The problem of health care costs is not solely the responsibility of hospitals, but they do play a big part in it. And hospitals have to be part of the solution.
Health insurance rates for 2026 increased 24% in the small market and 18% in the individual market. Wages and business earnings can’t keep up.
In 2024, the average premium for a family plan in Maine totaled over $25,000 — nearly a third of our median household income, and health care spending now comprises approximately 10% of household budgets.
According to a recent survey from Consumers for Affordable Healthcare, nearly 40% of Mainers are now skipping or delaying going to the doctor when they are sick due to cost.
The original LD 2196 did much more and included price caps on hospital services tagged to Medicare. That proposal would have had a much larger savings for consumers, but it also had a much larger impact on hospitals.

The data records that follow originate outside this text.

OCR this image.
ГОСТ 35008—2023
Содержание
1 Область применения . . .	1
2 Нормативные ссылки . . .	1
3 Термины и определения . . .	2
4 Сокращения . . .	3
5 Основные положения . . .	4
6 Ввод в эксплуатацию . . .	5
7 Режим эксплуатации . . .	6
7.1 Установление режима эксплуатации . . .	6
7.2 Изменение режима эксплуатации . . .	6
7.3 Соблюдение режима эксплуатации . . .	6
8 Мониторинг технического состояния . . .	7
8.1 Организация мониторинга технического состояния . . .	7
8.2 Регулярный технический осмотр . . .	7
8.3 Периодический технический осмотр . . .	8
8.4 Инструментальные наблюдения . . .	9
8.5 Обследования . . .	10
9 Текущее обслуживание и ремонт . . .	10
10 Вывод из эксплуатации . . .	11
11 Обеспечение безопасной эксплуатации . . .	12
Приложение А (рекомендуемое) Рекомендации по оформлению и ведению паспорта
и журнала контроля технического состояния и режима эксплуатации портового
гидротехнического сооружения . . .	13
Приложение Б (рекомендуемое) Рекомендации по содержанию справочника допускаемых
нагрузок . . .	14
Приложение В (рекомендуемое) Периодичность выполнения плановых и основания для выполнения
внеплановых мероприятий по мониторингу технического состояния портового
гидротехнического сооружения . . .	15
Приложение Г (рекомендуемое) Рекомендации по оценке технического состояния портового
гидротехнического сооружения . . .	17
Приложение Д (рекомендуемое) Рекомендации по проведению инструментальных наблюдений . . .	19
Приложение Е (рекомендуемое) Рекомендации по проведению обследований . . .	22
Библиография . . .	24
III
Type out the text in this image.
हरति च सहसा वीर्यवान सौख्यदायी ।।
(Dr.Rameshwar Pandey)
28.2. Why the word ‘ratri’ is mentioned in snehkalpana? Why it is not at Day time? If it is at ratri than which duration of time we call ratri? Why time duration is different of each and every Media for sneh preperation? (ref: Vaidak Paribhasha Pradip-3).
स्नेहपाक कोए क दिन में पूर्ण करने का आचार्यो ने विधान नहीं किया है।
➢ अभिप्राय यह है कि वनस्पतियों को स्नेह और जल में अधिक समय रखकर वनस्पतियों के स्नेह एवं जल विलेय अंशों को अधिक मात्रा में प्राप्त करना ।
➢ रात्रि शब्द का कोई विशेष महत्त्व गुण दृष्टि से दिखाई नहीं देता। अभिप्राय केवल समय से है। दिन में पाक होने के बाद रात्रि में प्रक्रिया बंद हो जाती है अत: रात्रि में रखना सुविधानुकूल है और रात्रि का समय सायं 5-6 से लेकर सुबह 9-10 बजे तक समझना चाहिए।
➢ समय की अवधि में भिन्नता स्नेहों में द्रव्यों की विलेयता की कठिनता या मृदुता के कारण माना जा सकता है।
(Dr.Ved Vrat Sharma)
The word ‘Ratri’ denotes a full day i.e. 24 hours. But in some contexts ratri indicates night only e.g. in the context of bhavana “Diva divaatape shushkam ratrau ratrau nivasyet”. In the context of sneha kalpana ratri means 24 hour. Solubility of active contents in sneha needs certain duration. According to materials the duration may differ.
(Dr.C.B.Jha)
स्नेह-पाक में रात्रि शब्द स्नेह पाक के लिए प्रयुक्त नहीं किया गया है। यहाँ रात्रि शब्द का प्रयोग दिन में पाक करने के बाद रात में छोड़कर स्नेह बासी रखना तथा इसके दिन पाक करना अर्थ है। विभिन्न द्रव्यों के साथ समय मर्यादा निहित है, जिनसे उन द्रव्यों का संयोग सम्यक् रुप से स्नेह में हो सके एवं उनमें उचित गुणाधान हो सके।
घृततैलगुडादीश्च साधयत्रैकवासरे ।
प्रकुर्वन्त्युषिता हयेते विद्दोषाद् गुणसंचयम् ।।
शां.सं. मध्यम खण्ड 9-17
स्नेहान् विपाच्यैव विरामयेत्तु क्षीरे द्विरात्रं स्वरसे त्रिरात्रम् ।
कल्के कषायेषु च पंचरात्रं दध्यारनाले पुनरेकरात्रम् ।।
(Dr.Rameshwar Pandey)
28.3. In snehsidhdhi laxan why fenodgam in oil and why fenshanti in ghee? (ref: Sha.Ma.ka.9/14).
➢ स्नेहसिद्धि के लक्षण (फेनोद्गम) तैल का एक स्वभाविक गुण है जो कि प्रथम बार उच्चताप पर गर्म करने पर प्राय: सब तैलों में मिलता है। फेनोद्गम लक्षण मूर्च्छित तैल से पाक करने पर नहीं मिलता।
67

As a committee, it was necessary that we find a way to balance those competing issues.
By slowing how fast hospitals can raise prices, this proposal will help to control the cost of health insurance. It will save families and small businesses money, and it will give us important information about how we can develop sound policy to do even more.
We are proud of the work that the committee — and hundreds of stakeholders — did on this bill, and know that if passed by the Legislature and signed by the governor, this legislation will make a real and substantial difference for Maine families.
We simply can’t allow the status quo to persist. We have left too many people with impossible choices that affect their ability to live happy, productive and secure lives. LD 2196 moves us in the right direction. It’s the right step at the right time.